Na sala de cinema, os espectadores riam diante da espontaneidade dos personagens, claramente muito íntimos dos diretores. Cris, Albert e os filhos provocam Quentin, e citam Victória nos diálogos. Brincam com a galinha que entra no quarto, com a dificuldade de carregar a esposa escada acima, com a curiosidade dos irmãos em relação à garotinha recém-nascida. Este é um universo lúdico, repleto de espontaneidades captadas de maneira atenta e generosa pelos autores — a generosidade sendo compreendida, neste caso, enquanto avessa à intelectualização do processo. Os personagens tornam-se ponto de partida e finalidade da obra.
Uma passagem curta, porém importante, merece questionamento. A cena dos alagamentos em Pernambuco é apresentada de modo a sugerir que a casa de Cris tenha sido alvo desta destruição. Afinal, até então, todas as imagens diziam respeito à família da protagonista, e quando a catástrofe irrompe em imagens, pressupõe-se que a mulher esteja entre as vítimas. Segundos depois, a montagem revela que isso ocorreu a outras pessoas, e o imóvel da personagem permanece intacto. A brincadeira com este suspense (que levou a muitas reações de espanto e comoção na sala escura do Olhar de Cinema) soa eticamente contestável.
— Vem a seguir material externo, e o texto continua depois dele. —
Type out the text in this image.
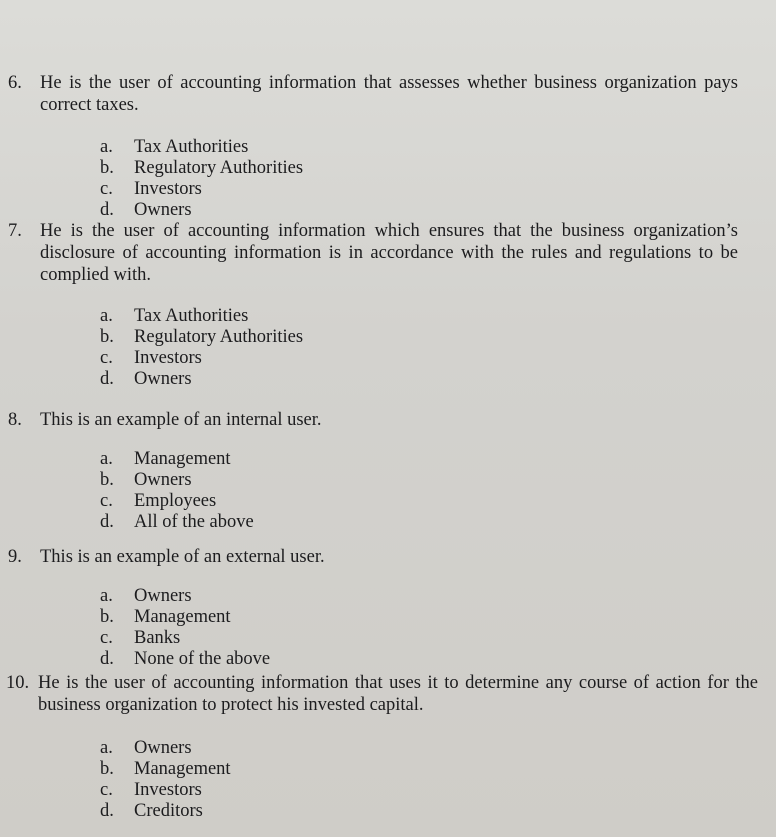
6. He is the user of accounting information that assesses whether business organization pays correct taxes.
a.	Tax Authorities
b.	Regulatory Authorities
c.	Investors
d.	Owners
7. He is the user of accounting information which ensures that the business organization’s disclosure of accounting information is in accordance with the rules and regulations to be complied with.
a.	Tax Authorities
b.	Regulatory Authorities
c.	Investors
d.	Owners
8. This is an example of an internal user.
a.	Management
b.	Owners
c.	Employees
d.	All of the above
9. This is an example of an external user.
a.	Owners
b.	Management
c.	Banks
d.	None of the above
10. He is the user of accounting information that uses it to determine any course of action for the business organization to protect his invested capital.
a.	Owners
b.	Management
c.	Investors
d.	Creditors
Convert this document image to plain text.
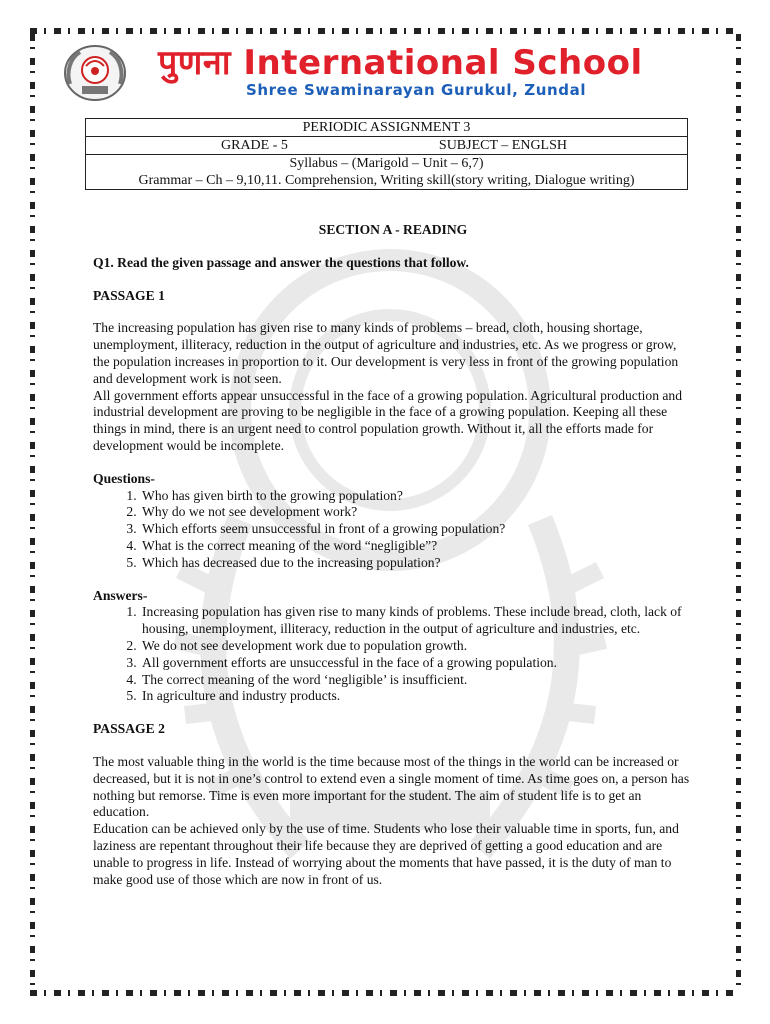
पुणना International School
Shree Swaminarayan Gurukul, Zundal
PERIODIC ASSIGNMENT 3

GRADE - 5	SUBJECT – ENGLSH

Syllabus – (Marigold – Unit – 6,7)
Grammar – Ch – 9,10,11. Comprehension, Writing skill(story writing, Dialogue writing)
SECTION A - READING
Q1. Read the given passage and answer the questions that follow.
PASSAGE 1

The increasing population has given rise to many kinds of problems – bread, cloth, housing shortage, unemployment, illiteracy, reduction in the output of agriculture and industries, etc. As we progress or grow, the population increases in proportion to it. Our development is very less in front of the growing population and development work is not seen.

All government efforts appear unsuccessful in the face of a growing population. Agricultural production and industrial development are proving to be negligible in the face of a growing population. Keeping all these things in mind, there is an urgent need to control population growth. Without it, all the efforts made for development would be incomplete.

Questions-
1. Who has given birth to the growing population?
2. Why do we not see development work?
3. Which efforts seem unsuccessful in front of a growing population?
4. What is the correct meaning of the word “negligible”?
5. Which has decreased due to the increasing population?
Answers-
1. Increasing population has given rise to many kinds of problems. These include bread, cloth, lack of housing, unemployment, illiteracy, reduction in the output of agriculture and industries, etc.
2. We do not see development work due to population growth.
3. All government efforts are unsuccessful in the face of a growing population.
4. The correct meaning of the word ‘negligible’ is insufficient.
5. In agriculture and industry products.
PASSAGE 2

The most valuable thing in the world is the time because most of the things in the world can be increased or decreased, but it is not in one’s control to extend even a single moment of time. As time goes on, a person has nothing but remorse. Time is even more important for the student. The aim of student life is to get an education.

Education can be achieved only by the use of time. Students who lose their valuable time in sports, fun, and laziness are repentant throughout their life because they are deprived of getting a good education and are unable to progress in life. Instead of worrying about the moments that have passed, it is the duty of man to make good use of those which are now in front of us.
Mesmo assim, isso não retira o valor de um documentário popular, capaz de dialogar com a linguagem das redes sociais sem tentar reproduzi-la de maneira acrítica. Os autores trazem, por meio de uma estética leve, questionamentos políticos fundamentais acerca do racismo ambiental, do machismo estrutural e das desigualdades sistêmicas. Para o bem ou para o mal, evitam incomodar, perturbar, provocar, despertar cóleras ou indignações. Esta arte cúmplice encontra na camaradagem a sua força e sua limitação.